Pernyataan Scholz muncul sehari setelah paket bantuan pertama via laut tiba di Jalur Gaza. Paket itu berisi 200 ton makanan, termasuk beras, minyak, dan kurma. Demikian seperti dilansir BBC, Minggu (17/3/2024).

Adapun misi pengiriman bantuan via laut dilakukan oleh badan amal World Central Kitchen (WCK) bekerja sama dengan Uni Emirat Arab.

Bantuan telah mengalir ke Jalur Gaza secara lamban sejak perang terbaru dimulai pada 7 Oktober 2023. Sejak itu pula, lebih dari 31.400 orang tewas di Jalur Gaza.

Berbicara kepada wartawan menjelang kunjungannya ke Timur Tengah, Scholz menggambarkan situasi di Jalur Gaza "sulit". Dia menambahkan, "Saat ini diperlukan bantuan dalam skala yang lebih besar untuk mencapai Jalur Gaza."

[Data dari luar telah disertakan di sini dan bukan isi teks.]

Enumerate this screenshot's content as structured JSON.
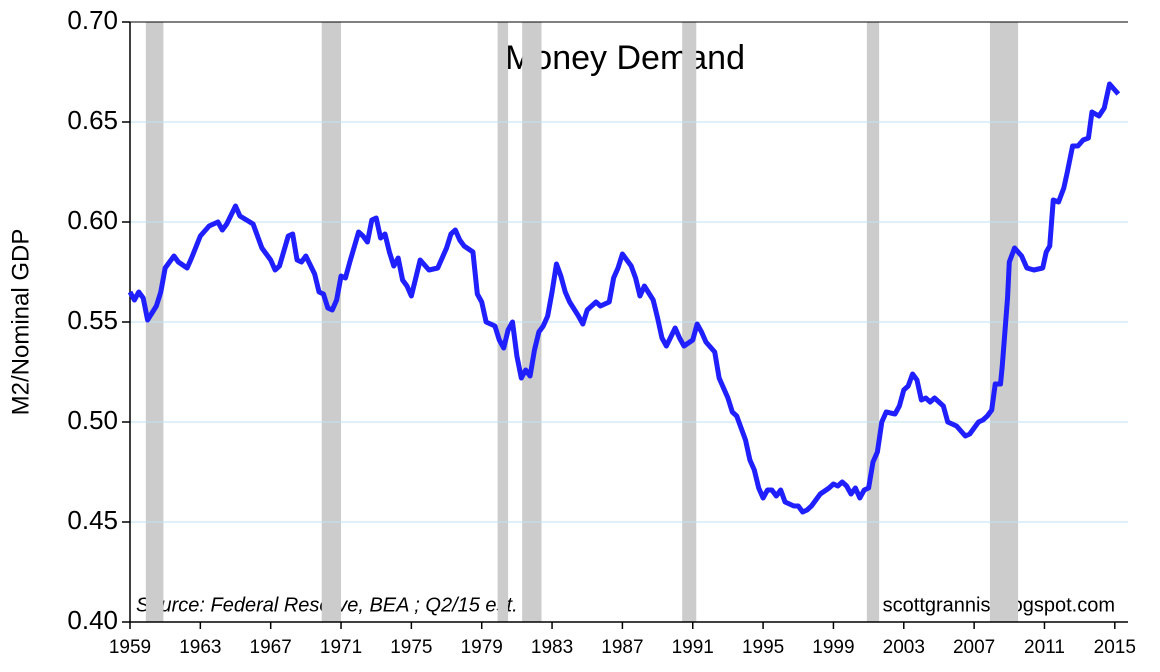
{
  "chart_data": {
    "type": "line",
    "title": "Money Demand",
    "ylabel": "M2/Nominal GDP",
    "annotations": [
      "Source:  Federal Reserve, BEA ; Q2/15 est.",
      "scottgrannis.blogspot.com"
    ],
    "color": "#1f1fff",
    "band_color": "#cccccc",
    "grid": true,
    "xlim": [
      1959,
      2015.75
    ],
    "ylim": [
      0.4,
      0.7
    ],
    "xticks": [
      1959,
      1963,
      1967,
      1971,
      1975,
      1979,
      1983,
      1987,
      1991,
      1995,
      1999,
      2003,
      2007,
      2011,
      2015
    ],
    "yticks": [
      {
        "value": 0.4,
        "label": "0.40"
      },
      0.45,
      {
        "value": 0.5,
        "label": "0.50"
      },
      0.55,
      {
        "value": 0.6,
        "label": "0.60"
      },
      0.65,
      {
        "value": 0.7,
        "label": "0.70"
      }
    ],
    "recessions": [
      [
        1959.9,
        1960.9
      ],
      [
        1969.9,
        1971.0
      ],
      [
        1979.9,
        1980.5
      ],
      [
        1981.3,
        1982.4
      ],
      [
        1990.4,
        1991.2
      ],
      [
        2000.9,
        2001.6
      ],
      [
        2007.9,
        2009.5
      ]
    ],
    "x": [
      1959.0,
      1959.25,
      1959.5,
      1959.75,
      1960.0,
      1960.5,
      1960.75,
      1961.0,
      1961.5,
      1961.75,
      1962.25,
      1962.5,
      1963.0,
      1963.5,
      1964.0,
      1964.25,
      1964.5,
      1965.0,
      1965.25,
      1966.0,
      1966.5,
      1967.0,
      1967.25,
      1967.5,
      1968.0,
      1968.25,
      1968.5,
      1968.75,
      1969.0,
      1969.5,
      1969.75,
      1970.0,
      1970.25,
      1970.5,
      1970.75,
      1971.0,
      1971.25,
      1971.5,
      1972.0,
      1972.25,
      1972.5,
      1972.75,
      1973.0,
      1973.25,
      1973.5,
      1973.75,
      1974.0,
      1974.25,
      1974.5,
      1974.75,
      1975.0,
      1975.5,
      1976.0,
      1976.5,
      1977.0,
      1977.25,
      1977.5,
      1977.75,
      1978.0,
      1978.5,
      1978.75,
      1979.0,
      1979.25,
      1979.75,
      1980.0,
      1980.25,
      1980.5,
      1980.75,
      1981.0,
      1981.25,
      1981.5,
      1981.75,
      1982.0,
      1982.25,
      1982.5,
      1982.75,
      1983.0,
      1983.25,
      1983.5,
      1983.75,
      1984.0,
      1984.5,
      1984.75,
      1985.0,
      1985.5,
      1985.75,
      1986.25,
      1986.5,
      1986.75,
      1987.0,
      1987.5,
      1987.75,
      1988.0,
      1988.25,
      1988.75,
      1989.0,
      1989.25,
      1989.5,
      1990.0,
      1990.25,
      1990.5,
      1991.0,
      1991.25,
      1991.5,
      1991.75,
      1992.25,
      1992.5,
      1993.0,
      1993.25,
      1993.5,
      1994.0,
      1994.25,
      1994.5,
      1994.75,
      1995.0,
      1995.25,
      1995.5,
      1995.75,
      1996.0,
      1996.25,
      1996.75,
      1997.0,
      1997.25,
      1997.5,
      1997.75,
      1998.25,
      1998.75,
      1999.0,
      1999.25,
      1999.5,
      1999.75,
      2000.0,
      2000.25,
      2000.5,
      2000.75,
      2001.0,
      2001.25,
      2001.5,
      2001.75,
      2002.0,
      2002.5,
      2002.75,
      2003.0,
      2003.25,
      2003.5,
      2003.75,
      2004.0,
      2004.25,
      2004.5,
      2004.75,
      2005.25,
      2005.5,
      2005.75,
      2006.0,
      2006.5,
      2006.75,
      2007.0,
      2007.25,
      2007.5,
      2007.75,
      2008.0,
      2008.2,
      2008.5,
      2008.6,
      2008.9,
      2009.0,
      2009.3,
      2009.7,
      2010.0,
      2010.4,
      2010.9,
      2011.1,
      2011.3,
      2011.5,
      2011.8,
      2012.1,
      2012.3,
      2012.6,
      2012.9,
      2013.2,
      2013.5,
      2013.7,
      2014.1,
      2014.4,
      2014.7,
      2015.2
    ],
    "values": [
      0.565,
      0.561,
      0.565,
      0.562,
      0.551,
      0.558,
      0.565,
      0.577,
      0.583,
      0.58,
      0.577,
      0.582,
      0.593,
      0.598,
      0.6,
      0.596,
      0.599,
      0.608,
      0.603,
      0.599,
      0.587,
      0.581,
      0.576,
      0.578,
      0.593,
      0.594,
      0.581,
      0.58,
      0.583,
      0.574,
      0.565,
      0.564,
      0.557,
      0.556,
      0.561,
      0.573,
      0.572,
      0.58,
      0.595,
      0.593,
      0.59,
      0.601,
      0.602,
      0.592,
      0.594,
      0.585,
      0.578,
      0.582,
      0.571,
      0.568,
      0.563,
      0.581,
      0.576,
      0.577,
      0.587,
      0.594,
      0.596,
      0.591,
      0.588,
      0.585,
      0.564,
      0.56,
      0.55,
      0.548,
      0.541,
      0.537,
      0.546,
      0.55,
      0.533,
      0.522,
      0.526,
      0.523,
      0.536,
      0.545,
      0.548,
      0.553,
      0.565,
      0.579,
      0.573,
      0.565,
      0.56,
      0.553,
      0.549,
      0.556,
      0.56,
      0.558,
      0.56,
      0.572,
      0.577,
      0.584,
      0.578,
      0.572,
      0.563,
      0.568,
      0.561,
      0.552,
      0.542,
      0.538,
      0.547,
      0.542,
      0.538,
      0.541,
      0.549,
      0.545,
      0.54,
      0.535,
      0.522,
      0.512,
      0.505,
      0.503,
      0.491,
      0.481,
      0.476,
      0.467,
      0.462,
      0.466,
      0.466,
      0.463,
      0.466,
      0.46,
      0.458,
      0.458,
      0.455,
      0.456,
      0.458,
      0.464,
      0.467,
      0.469,
      0.468,
      0.47,
      0.468,
      0.464,
      0.467,
      0.462,
      0.466,
      0.467,
      0.48,
      0.485,
      0.5,
      0.505,
      0.504,
      0.508,
      0.516,
      0.518,
      0.524,
      0.521,
      0.511,
      0.512,
      0.51,
      0.512,
      0.508,
      0.5,
      0.499,
      0.498,
      0.493,
      0.494,
      0.497,
      0.5,
      0.501,
      0.503,
      0.506,
      0.519,
      0.519,
      0.528,
      0.562,
      0.58,
      0.587,
      0.583,
      0.577,
      0.576,
      0.577,
      0.585,
      0.588,
      0.611,
      0.61,
      0.617,
      0.625,
      0.638,
      0.638,
      0.641,
      0.642,
      0.655,
      0.653,
      0.657,
      0.669,
      0.664
    ]
  }
}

Dia mengaku akan membicarakan masalah ini dengan rekan-rekannya di kawasan.

Scholz kemudian menekankan bahwa Jerman prihatin dengan perkembangan militer di Rafah, yang berbatasan dengan Mesir. Lebih dari satu juta orang dari wilayah lain di Jalur Gaza berlindung di sana.

"Ada bahaya bahwa serangan besar-besaran di Rafah akan mengakibatkan banyak korban sipil dan hal ini harus dihindari dengan cara apa pun," kata Scholz.

Perdana Menteri Israel Benjamin Netanyahu dilaporkan telah menyetujui rencana operasi militer di Rafah. Dia menyatakan bahwa tentaranya sedang mempersiapkan evakuasi warga sipil.

Mempertahankan strateginya, Israel mengatakan Hamas tidak dapat sepenuhnya dilenyapkan di Jalur Gaza tanpa menargetkan Rafah.

Rencana Israel telah dikritik oleh komunitas internasional, PBB dan AS juga memperingatkan bahwa serangan besar-besaran di Rafah bisa menjadi bencana.

Berbicara pada Kamis, Pasukan Pertahanan Israel (IDF) mengatakan pihaknya berencana memindahkan pengungsi Palestina di Jalur Gaza ke tempat yang mereka sebut "pulau kemanusiaan" di tengah jalur tersebut. Tidak jelas seperti apa bentuk pulau tersebut atau bagaimana cara pengoperasiannya.

4 dari 4 halaman

Netanyahu: Tuntutan Hamas Tidak Realistis

Sementara itu, Israel membantah menghalangi masuknya bantuan ke Jalur Gaza dan menuduh organisasi bantuan gagal mendistribusikannya.

Sementara itu, perwakilan Israel dan Hamas dilaporkan bertemu di Doha untuk membicarakan kemungkinan kesepakatan gencatan senjata pada hari Minggu. Hamas mengatakan pihaknya telah memberikan "visi komprehensif" kepada para mediator.

Namun, Netanyahu menuduh Hamas membuat tuntutan yang tidak realistis. Meski demikian, dia setuju untuk mengirim perunding Israel ke Qatar.

Dalam sebuah wawancara dengan BBC pada Sabtu (16/3), juru bicara Organisasi Kesehatan Dunia (WHO) Dr Margaret Harris menuturkan merupakan kabar baik mendengar adanya gerakan menuju gencatan senjata. Dia menggambarkan tindakan tersebut sebagai satu-satunya jawaban terhadap situasi saat ini di Jalur Gaza.

Dr Harris mengatakan rekan-rekannya di lapangan belum pernah melihat penderitaan seperti ini.

"Mereka belum pernah melihat kecepatan dan kengerian serta kesengsaraan yang dialami orang-orang yang tinggal di sana, hidup berdesakan secara besar-besaran, kelaparan di tempat-tempat yang dipenuhi kotoran manusia, tidak mampu membersihkan tempat itu karena kita bahkan tidak bisa memasukkan klorin."